It would stand to reason that the weight of your food might be another way to identify how caloric your meal is as long as the portion sizes are equal. Let’s say we compared an apple to a brownie. I realize it seems silly, but stay with me a minute longer. If you ate a brownie the height and width of an apple with the apple only 70-90 calories, on average, while the brownie is 400-1500 calories for the same comparable size…well, see what I mean? We could go the other way a small slice of brownie about an inch by an inch might equal in caloric value to an entire apple!
This is what I mean by calorie density and it is an interesting way to look at food and decision making at mealtime. In the olden days and by that I mean the 1970’s, starvation diets were not popular. Behavior modification was a buzzword used often and we paid attention to portion sizes. We found alternate behaviors that did not involve food to get our minds off eating all the time. Food itself was not the crime and we were not viewed as criminals for liking high caloric dense foods like peanuts and brownies. We just ate them in reasonable amounts as part of a whole food balanced diet. No juices, no shakes with unidentifiable items in them and no starving yourself to prove something to others. We just exercised regularly, ate a balanced diet and had hobbies or read books or knitted things, anything to relax and take our minds off food. I am sad to say it is not like that today.
Today I am made to feel guilty all the time because I am not slurping a smoothie made with kale on my $500 blender. I also feel horrible that I am not running a triathlon every month. Really, has no one read the tortoise and the hare story? Our lives are a journey not a race. Some foods are to be savored and lingered over and are very much calorie dense like a perfect chocolate mousse. Not every day of course, but if you have talked yourself into kale smoothies you are going to miss one of the joys of life.

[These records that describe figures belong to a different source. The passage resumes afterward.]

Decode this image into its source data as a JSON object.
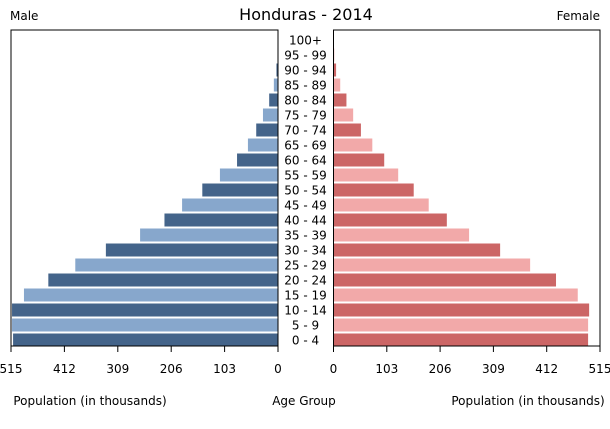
{
  "chart_data": {
    "type": "bar",
    "orientation": "horizontal",
    "subtype": "population-pyramid",
    "title": "Honduras - 2014",
    "left_label": "Male",
    "right_label": "Female",
    "xlabel_left": "Population (in thousands)",
    "xlabel_center": "Age Group",
    "xlabel_right": "Population (in thousands)",
    "xlim": [
      0,
      515
    ],
    "ticks": [
      0,
      103,
      206,
      309,
      412,
      515
    ],
    "grid": false,
    "categories": [
      "0 - 4",
      "5 - 9",
      "10 - 14",
      "15 - 19",
      "20 - 24",
      "25 - 29",
      "30 - 34",
      "35 - 39",
      "40 - 44",
      "45 - 49",
      "50 - 54",
      "55 - 59",
      "60 - 64",
      "65 - 69",
      "70 - 74",
      "75 - 79",
      "80 - 84",
      "85 - 89",
      "90 - 94",
      "95 - 99",
      "100+"
    ],
    "series": [
      {
        "name": "Male",
        "values": [
          511,
          513,
          513,
          490,
          443,
          391,
          332,
          266,
          219,
          185,
          146,
          112,
          79,
          58,
          42,
          29,
          17,
          8,
          3,
          1,
          0.3
        ],
        "colors": [
          "#44648a",
          "#87a7cc"
        ]
      },
      {
        "name": "Female",
        "values": [
          492,
          492,
          494,
          472,
          430,
          380,
          322,
          262,
          219,
          184,
          155,
          125,
          98,
          75,
          53,
          38,
          25,
          13,
          5,
          1.5,
          0.5
        ],
        "colors": [
          "#cc6666",
          "#f2a9a9"
        ]
      }
    ]
  }
}
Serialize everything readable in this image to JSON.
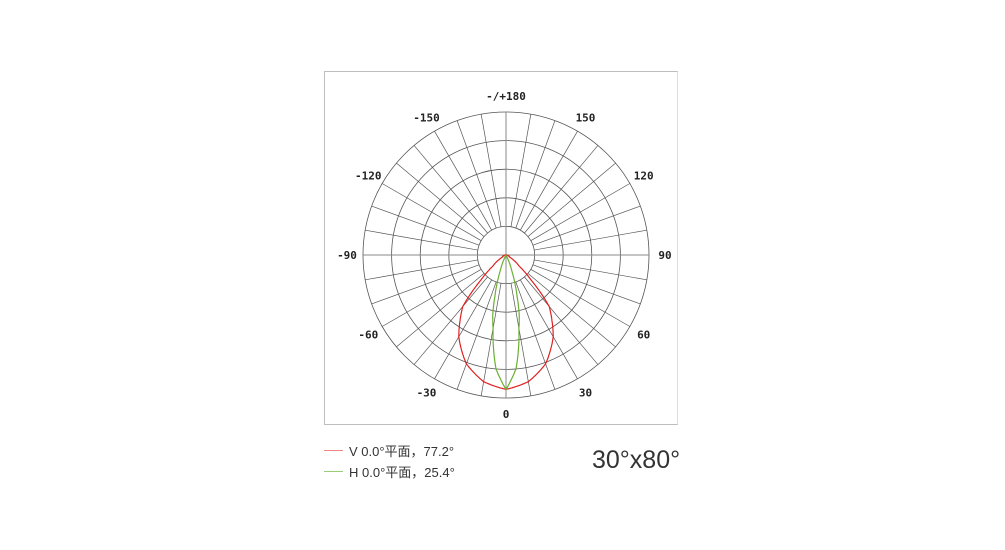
{
  "chart_data": {
    "type": "polar",
    "angle_ticks": [
      "0",
      "30",
      "60",
      "90",
      "120",
      "150",
      "-/+180",
      "-150",
      "-120",
      "-90",
      "-60",
      "-30"
    ],
    "angle_tick_values": [
      0,
      30,
      60,
      90,
      120,
      150,
      180,
      -150,
      -120,
      -90,
      -60,
      -30
    ],
    "zero_direction": "bottom",
    "radial_rings": 5,
    "radial_spokes_step_deg": 10,
    "grid": true,
    "legend_placement": "bottom-left",
    "series": [
      {
        "name": "V 0.0°平面，77.2°",
        "color": "#e02020",
        "angles": [
          0,
          10,
          20,
          30,
          35,
          40,
          45,
          50,
          60,
          90
        ],
        "values": [
          0.94,
          0.9,
          0.81,
          0.66,
          0.56,
          0.47,
          0.25,
          0.12,
          0.03,
          0
        ]
      },
      {
        "name": "H 0.0°平面，25.4°",
        "color": "#6ab030",
        "angles": [
          0,
          5,
          8,
          10,
          12.7,
          15,
          20,
          25,
          30,
          90
        ],
        "values": [
          0.94,
          0.8,
          0.64,
          0.52,
          0.42,
          0.3,
          0.12,
          0.03,
          0,
          0
        ]
      }
    ]
  },
  "beam_label": "30°x80°"
}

Recently, The Center for Science in the Public Interest via their Nutrition Action Newsletter put out a list of calorie dense foods sourced from book author, Barbara Rolls entitled, The Ultimate Volumetrics Diet, (William Morrow 2012). Here you will find a rank order of foods from very-low calorie dense foods to high-calorie dense foods, which might help you in your choices, as we head into the main part of our holiday eating. As you may have heard, we eat more calories in the weeks between Halloween and New Year’s than we do the entire remaining part of the year. Better decisions will be made if you are aware of the calorie density of the items you put on your plate this holiday season. Then when you begin the new exercise routine in January you might just make the goals you have set for yourself…it is worth a try!